Escribíamos ayer… de la
Metamorfosis de Amaia, de esa formidable mutación que en ella se opera, ni
siquiera en el escenario, al sólo entrar en contacto con la Música, como si fuera ésta un mágico bebedizo que de golpe
transforma a una joven apocada en toda una Deidad Hechizante. Recordé, al
escribir de Amaia, un caso idéntico,
bien que mucho menos glamouroso, que de primera mano conozco: músico también,
organista y cantor asimismo, su nombre es Pedro,
Pedro Bajo. Más Metamorfosis en él si cabe, pues, alejado de la música, Pedro es soso hasta decir basta, cuarentón poco agraciado, cargado de espaldas,
desastrado en el vestir, en fin, un tartamudeo congénito mortifica lo indecible
su existencia. Pero a-migo, es enchufar los bafles, embutirse en uno de esos
trajes horteras de solapas anchotas y colorones intolerables, aferrarse a los
teclados y empezar a darle y darle a las canciones –al tocar en bodorrios y
fiestas de pueblos, por fuerza ha de adaptarse él bien, so pena de acabar en el
pilón, a muy diversas y exigentes tesituras-, y del todo erguírsele de pronto la Figura -es de verse-, hasta componer una Presencia
centelleante que desprende magnetismo y seducción por todos los poros de la
piel, como demuestran los ojitos admirativos de no pocas admiradoras que a su
vera entonces se concentran. ¡Por completo cuando así canta y toca –o presenta
el siguiente tema- la tartamudez le desaparece! ¡Prolonga el fraseo de las
letras como un consumado experto entonces! La música, su buen trato con la
misma, como por milagro convierte a una suerte de jorobado tartajilla de
Leganés en un Prince de segunda, Prince al fin y al cabo. Disfruta Pedro esos momentos como nadie, claro.
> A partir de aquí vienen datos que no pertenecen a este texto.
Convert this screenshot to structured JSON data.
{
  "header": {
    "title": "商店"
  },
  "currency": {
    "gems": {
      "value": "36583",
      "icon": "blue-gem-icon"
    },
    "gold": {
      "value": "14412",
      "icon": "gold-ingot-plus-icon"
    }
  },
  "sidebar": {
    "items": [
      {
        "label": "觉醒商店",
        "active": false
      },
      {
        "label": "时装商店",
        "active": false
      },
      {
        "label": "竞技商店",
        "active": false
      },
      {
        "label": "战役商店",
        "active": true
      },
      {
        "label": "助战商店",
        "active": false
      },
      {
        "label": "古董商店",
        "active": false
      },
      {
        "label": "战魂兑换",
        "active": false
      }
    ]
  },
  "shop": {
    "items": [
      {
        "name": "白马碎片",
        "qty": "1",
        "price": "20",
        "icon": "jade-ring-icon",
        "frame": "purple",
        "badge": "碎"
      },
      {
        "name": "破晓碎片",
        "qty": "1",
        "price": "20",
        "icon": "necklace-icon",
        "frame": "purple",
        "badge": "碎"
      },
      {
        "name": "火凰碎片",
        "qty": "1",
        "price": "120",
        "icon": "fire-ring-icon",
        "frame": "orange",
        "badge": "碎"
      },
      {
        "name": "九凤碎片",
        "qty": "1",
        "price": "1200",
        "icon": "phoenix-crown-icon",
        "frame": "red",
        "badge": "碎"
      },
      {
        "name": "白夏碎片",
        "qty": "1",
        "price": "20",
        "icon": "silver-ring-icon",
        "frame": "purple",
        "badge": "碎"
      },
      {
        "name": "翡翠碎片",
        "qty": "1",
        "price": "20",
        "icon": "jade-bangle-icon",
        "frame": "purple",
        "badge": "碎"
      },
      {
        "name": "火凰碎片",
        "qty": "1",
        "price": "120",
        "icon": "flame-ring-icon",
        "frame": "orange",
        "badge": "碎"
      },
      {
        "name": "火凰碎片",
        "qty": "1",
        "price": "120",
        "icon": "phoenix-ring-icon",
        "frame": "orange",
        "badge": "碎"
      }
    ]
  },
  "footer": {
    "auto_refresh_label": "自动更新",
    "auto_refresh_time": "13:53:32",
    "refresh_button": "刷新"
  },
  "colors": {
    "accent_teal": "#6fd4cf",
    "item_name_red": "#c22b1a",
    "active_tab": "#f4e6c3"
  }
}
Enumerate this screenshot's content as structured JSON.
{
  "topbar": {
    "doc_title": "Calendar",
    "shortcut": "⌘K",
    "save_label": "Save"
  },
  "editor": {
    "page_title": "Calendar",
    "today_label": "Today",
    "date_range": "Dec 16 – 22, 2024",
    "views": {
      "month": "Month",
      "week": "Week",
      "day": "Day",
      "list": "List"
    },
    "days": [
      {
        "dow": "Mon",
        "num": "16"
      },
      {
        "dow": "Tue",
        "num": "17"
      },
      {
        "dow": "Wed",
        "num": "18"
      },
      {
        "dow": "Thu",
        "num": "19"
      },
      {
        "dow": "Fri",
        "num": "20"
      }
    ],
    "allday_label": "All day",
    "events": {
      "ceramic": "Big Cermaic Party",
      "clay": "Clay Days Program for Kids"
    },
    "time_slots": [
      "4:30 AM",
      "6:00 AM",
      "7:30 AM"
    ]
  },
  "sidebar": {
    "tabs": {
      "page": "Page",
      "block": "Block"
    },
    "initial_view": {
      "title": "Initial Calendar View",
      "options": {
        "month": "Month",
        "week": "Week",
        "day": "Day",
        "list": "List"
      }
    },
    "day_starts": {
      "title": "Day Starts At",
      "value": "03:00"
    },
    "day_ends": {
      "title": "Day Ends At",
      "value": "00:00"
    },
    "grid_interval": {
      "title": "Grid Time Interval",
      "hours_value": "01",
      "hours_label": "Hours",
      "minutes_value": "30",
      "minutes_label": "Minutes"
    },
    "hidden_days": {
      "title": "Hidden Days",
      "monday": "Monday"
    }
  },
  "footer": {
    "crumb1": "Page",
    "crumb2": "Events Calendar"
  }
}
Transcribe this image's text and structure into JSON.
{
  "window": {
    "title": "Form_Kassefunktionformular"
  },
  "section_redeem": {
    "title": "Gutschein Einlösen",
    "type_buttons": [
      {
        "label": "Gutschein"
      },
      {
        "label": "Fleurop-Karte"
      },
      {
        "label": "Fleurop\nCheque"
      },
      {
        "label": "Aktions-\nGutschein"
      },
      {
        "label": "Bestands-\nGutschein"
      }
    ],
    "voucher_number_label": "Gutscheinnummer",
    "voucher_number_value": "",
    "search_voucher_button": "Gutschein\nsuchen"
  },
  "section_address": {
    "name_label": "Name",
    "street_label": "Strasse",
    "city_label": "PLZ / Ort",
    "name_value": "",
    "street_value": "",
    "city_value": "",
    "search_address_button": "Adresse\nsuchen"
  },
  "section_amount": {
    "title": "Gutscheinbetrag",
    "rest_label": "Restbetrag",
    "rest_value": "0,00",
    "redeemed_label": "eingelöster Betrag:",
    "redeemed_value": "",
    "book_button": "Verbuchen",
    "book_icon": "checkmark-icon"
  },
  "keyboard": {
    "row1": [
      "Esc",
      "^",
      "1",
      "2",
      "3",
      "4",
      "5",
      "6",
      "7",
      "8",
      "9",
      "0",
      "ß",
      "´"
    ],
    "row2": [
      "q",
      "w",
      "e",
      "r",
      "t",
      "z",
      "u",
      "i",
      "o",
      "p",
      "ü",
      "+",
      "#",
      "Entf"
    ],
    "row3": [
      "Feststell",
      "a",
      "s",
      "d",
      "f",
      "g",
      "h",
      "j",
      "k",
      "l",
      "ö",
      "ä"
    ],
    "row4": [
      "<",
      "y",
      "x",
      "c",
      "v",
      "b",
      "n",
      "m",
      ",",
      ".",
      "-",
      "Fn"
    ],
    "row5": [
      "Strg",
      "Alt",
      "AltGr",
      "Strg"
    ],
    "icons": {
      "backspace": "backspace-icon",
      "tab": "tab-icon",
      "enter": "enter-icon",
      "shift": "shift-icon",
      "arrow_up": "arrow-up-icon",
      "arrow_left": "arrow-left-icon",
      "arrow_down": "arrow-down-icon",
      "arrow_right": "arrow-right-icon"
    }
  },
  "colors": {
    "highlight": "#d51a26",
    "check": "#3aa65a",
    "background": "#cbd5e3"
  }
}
Son su Vida. Se gana malamente así la vida. Cuando acaba su función, sudoroso y
en loor de multitudes, como si apurara el trance, quizás también para que nadie
quede ya por allí, se demora mucho en salir del camerino. Es doloroso entonces,
con la imagen aún viva en la retina de su indiscutible Esplendor, verlo normal
de nuevo, reducido de nuevo -uno más como los demás- a su borrosa estampa
encorvada, a su trabucarse con las palabras más habituales. Bueno, Pedro no es joven, ni tiene el mundo y
el futuro a sus pies, y lo suyo es más bien una Operación Fracaso, pero
yo le tengo ley. Admiro también en él lo que, a pesar de tantísima distancia,
con Amaia comparte: ambos tienen un Don.